На данный момент, в 48 лет выгляжу максимум на тридцать, Но, видимо «истрепался мозг», ведь по сумме двух жизней 92 годочка «стукнуло». Устал чертовски, раздражаюсь на любую мелочь, чиновники, особенно которые за собой вину знают, пачками валятся в приёмной с сердечными приступами. Причём трёх, которых спасти не удалось, молва людская записала в жертвы Сыромятова. Якобы Никита тайно наезжает из Палестины и подсыпает яду несчастным казнокрадам. Ну, если и не сам полковник, то его калифорнийцы сработали, ясное дело!

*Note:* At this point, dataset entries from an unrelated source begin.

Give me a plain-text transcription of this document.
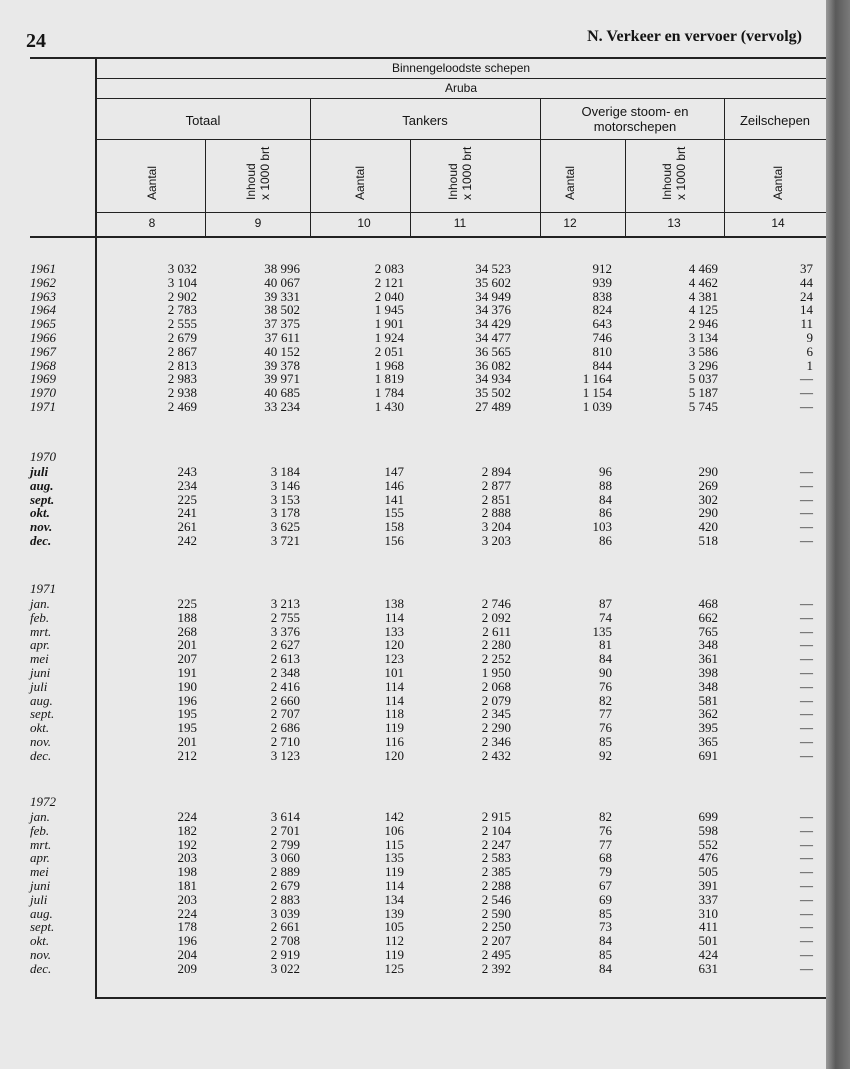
24	N. Verkeer en vervoer (vervolg)
Binnengeloodste schepen
Aruba
Totaal	Tankers
Overige stoom- en motorschepen	Zeilschepen
Aantal	Inhoud x 1000 brt	Aantal	Inhoud x 1000 brt	Aantal	Inhoud x 1000 brt	Aantal
8	9	10	11	12	13	14
1961	3 032	38 996	2 083	34 523	912	4 469	37
1962	3 104	40 067	2 121	35 602	939	4 462	44
1963	2 902	39 331	2 040	34 949	838	4 381	24
1964	2 783	38 502	1 945	34 376	824	4 125	14
1965	2 555	37 375	1 901	34 429	643	2 946	11
1966	2 679	37 611	1 924	34 477	746	3 134	9
1967	2 867	40 152	2 051	36 565	810	3 586	6
1968	2 813	39 378	1 968	36 082	844	3 296	1
1969	2 983	39 971	1 819	34 934	1 164	5 037	—
1970	2 938	40 685	1 784	35 502	1 154	5 187	—
1971	2 469	33 234	1 430	27 489	1 039	5 745	—
1970
juli	243	3 184	147	2 894	96	290	—
aug.	234	3 146	146	2 877	88	269	—
sept.	225	3 153	141	2 851	84	302	—
okt.	241	3 178	155	2 888	86	290	—
nov.	261	3 625	158	3 204	103	420	—
dec.	242	3 721	156	3 203	86	518	—
1971
jan.	225	3 213	138	2 746	87	468	—
feb.	188	2 755	114	2 092	74	662	—
mrt.	268	3 376	133	2 611	135	765	—
apr.	201	2 627	120	2 280	81	348	—
mei	207	2 613	123	2 252	84	361	—
juni	191	2 348	101	1 950	90	398	—
juli	190	2 416	114	2 068	76	348	—
aug.	196	2 660	114	2 079	82	581	—
sept.	195	2 707	118	2 345	77	362	—
okt.	195	2 686	119	2 290	76	395	—
nov.	201	2 710	116	2 346	85	365	—
dec.	212	3 123	120	2 432	92	691	—
1972
jan.	224	3 614	142	2 915	82	699	—
feb.	182	2 701	106	2 104	76	598	—
mrt.	192	2 799	115	2 247	77	552	—
apr.	203	3 060	135	2 583	68	476	—
mei	198	2 889	119	2 385	79	505	—
juni	181	2 679	114	2 288	67	391	—
juli	203	2 883	134	2 546	69	337	—
aug.	224	3 039	139	2 590	85	310	—
sept.	178	2 661	105	2 250	73	411	—
okt.	196	2 708	112	2 207	84	501	—
nov.	204	2 919	119	2 495	85	424	—
dec.	209	3 022	125	2 392	84	631	—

И о «калифорнийском характере». Лев Толстой и здесь «выбился» в писатели, год провёл в Русской Америке и сочинил объёмный роман о жизни в заокеанских губерниях под названием, вы не поверите — «Анна Кустицкая». Героиня, уехала за любимым, инженером железнодорожником в Константинополь-Тихоокеанский, но в дороге занемогла, отлёживалась полгода в госпитале Чарлстона. А пока мадмуазель Кустицкая болеть изволила, её жених, прокладывавший «железку» из Русской Калифорнии к портам Техаса, обвенчался со знойной мексиканской красоткой. Лев Николаич такие там постельные сцены забабахал — взорвал прям общество. Охреневшие цензоры рыдали, но повинуясь высочайшему указанию, оставили авторские фантазии без правок. Анна же не бросилась под маневровый паровоз в отместку коварному изменщику, как вы наверное предположили. Нет! Она пошла работать учительницей в сельскую школу и сочеталась законным браком со смышленым старообрядцем Мироном Кустицким, с которым и жила долго и счастливо, благо Мирон изрядно поднял денег на золотишке…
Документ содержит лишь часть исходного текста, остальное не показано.